Traditional approach
The traditional approach to developing business applications treats the low-level technical domain of programming languages as the only way to formalize a business. This makes PL code the fixed reference point for all other activities, pushing the business domain to the opposite pole of accessibility—no longer directly expressible or approachable. As a result, one is forced to embark on a lengthy and informal journey from the business side to the technical side, often losing sight of the former in service of the latter.
The business domain remains an intangible concept, loosely translated into “software requirements,” where both the process and the requirements are informal and ambiguous. We argue that this very vagueness is the root cause of many problems in software development.

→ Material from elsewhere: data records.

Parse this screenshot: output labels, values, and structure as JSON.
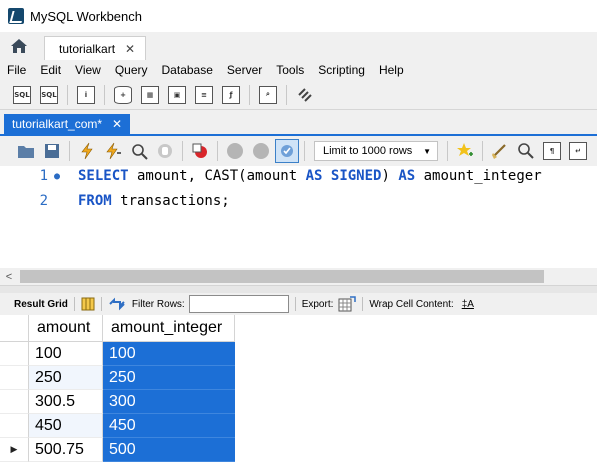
{
  "window": {
    "title": "MySQL Workbench"
  },
  "connection_tab": {
    "label": "tutorialkart",
    "close": "✕"
  },
  "menu": [
    "File",
    "Edit",
    "View",
    "Query",
    "Database",
    "Server",
    "Tools",
    "Scripting",
    "Help"
  ],
  "query_tab": {
    "label": "tutorialkart_com*",
    "close": "✕"
  },
  "editor_toolbar": {
    "limit_label": "Limit to 1000 rows"
  },
  "editor": {
    "lines": [
      {
        "number": "1",
        "marker": "●"
      },
      {
        "number": "2",
        "marker": ""
      }
    ],
    "line1": {
      "select": "SELECT",
      "amount": " amount, ",
      "cast": "CAST",
      "paren": "(amount ",
      "as1": "AS",
      "space": " ",
      "signed": "SIGNED",
      "close": ") ",
      "as2": "AS",
      "alias": " amount_integer"
    },
    "line2": {
      "from": "FROM",
      "rest": " transactions;"
    }
  },
  "result_toolbar": {
    "result_grid": "Result Grid",
    "filter_rows": "Filter Rows:",
    "export": "Export:",
    "wrap": "Wrap Cell Content:"
  },
  "grid": {
    "columns": [
      "amount",
      "amount_integer"
    ],
    "rows": [
      {
        "amount": "100",
        "amount_integer": "100"
      },
      {
        "amount": "250",
        "amount_integer": "250"
      },
      {
        "amount": "300.5",
        "amount_integer": "300"
      },
      {
        "amount": "450",
        "amount_integer": "450"
      },
      {
        "amount": "500.75",
        "amount_integer": "500"
      }
    ],
    "current_row_marker": "▶"
  },
  "colors": {
    "accent": "#1c6fd6",
    "keyword": "#1a55c6",
    "line_number": "#2b6cc4"
  }
}
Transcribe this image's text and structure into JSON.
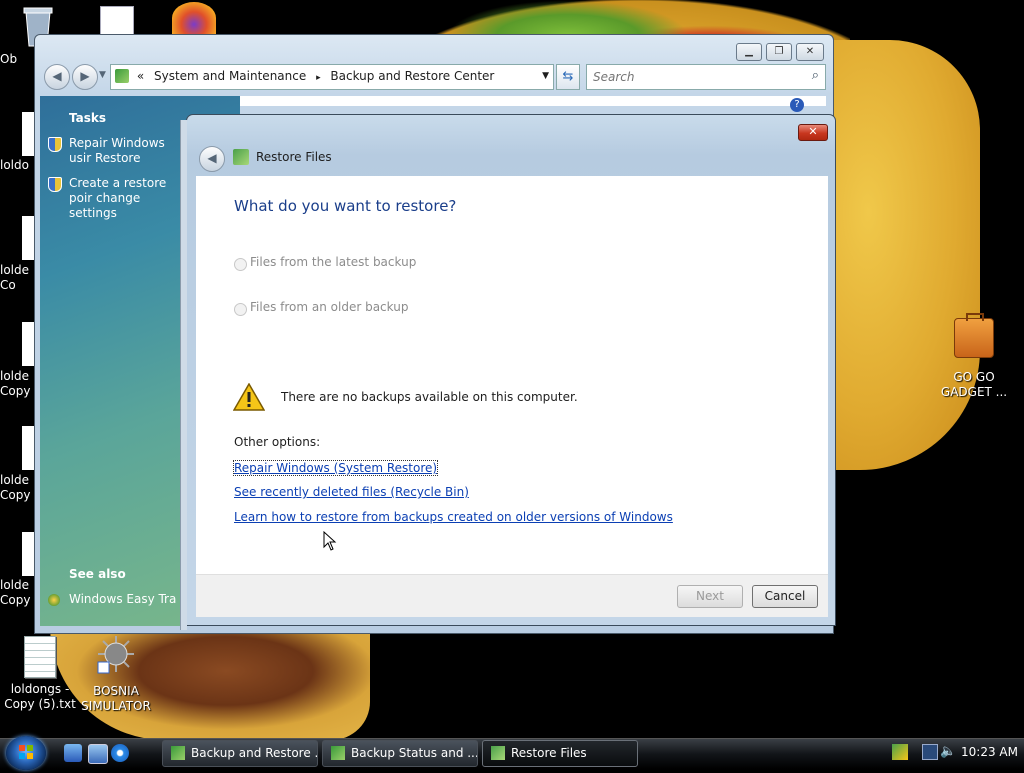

At the same time, attention shifts to the technical side simply because it is easy to grasp: it is already formalized within the IT domain—programming languages, databases, messaging systems, and so on. Beginning software construction by writing message schemas, APIs, and database tables means starting at the wrong end—starting by directly encoding the technical effects.
It is the technical floor that is in the driver’s seat: that is the level of reality within which the business actually operates. There is no formal business-level counterpart to it.
All executable artefacts exist only on the technical floor; the business floor has no direct access to it and only exerts an informal, indirect influence via “requirements” submitted to the technical floor. The actual correspondence between the two floors does not exist in any formalized form—it exists only in people’s heads and is therefore not enforceable.
Traditional problems of software development do not arise from failing to follow a particular methodology—whether best practices, architectural conventions, or design patterns. These methods are merely tools for navigating an unfavorable position.
They already presuppose starting from the wrong place—the technical pole. Over time, these problems compound, until more effort is spent untangling artificially created technical issues than actually working on the business logic itself.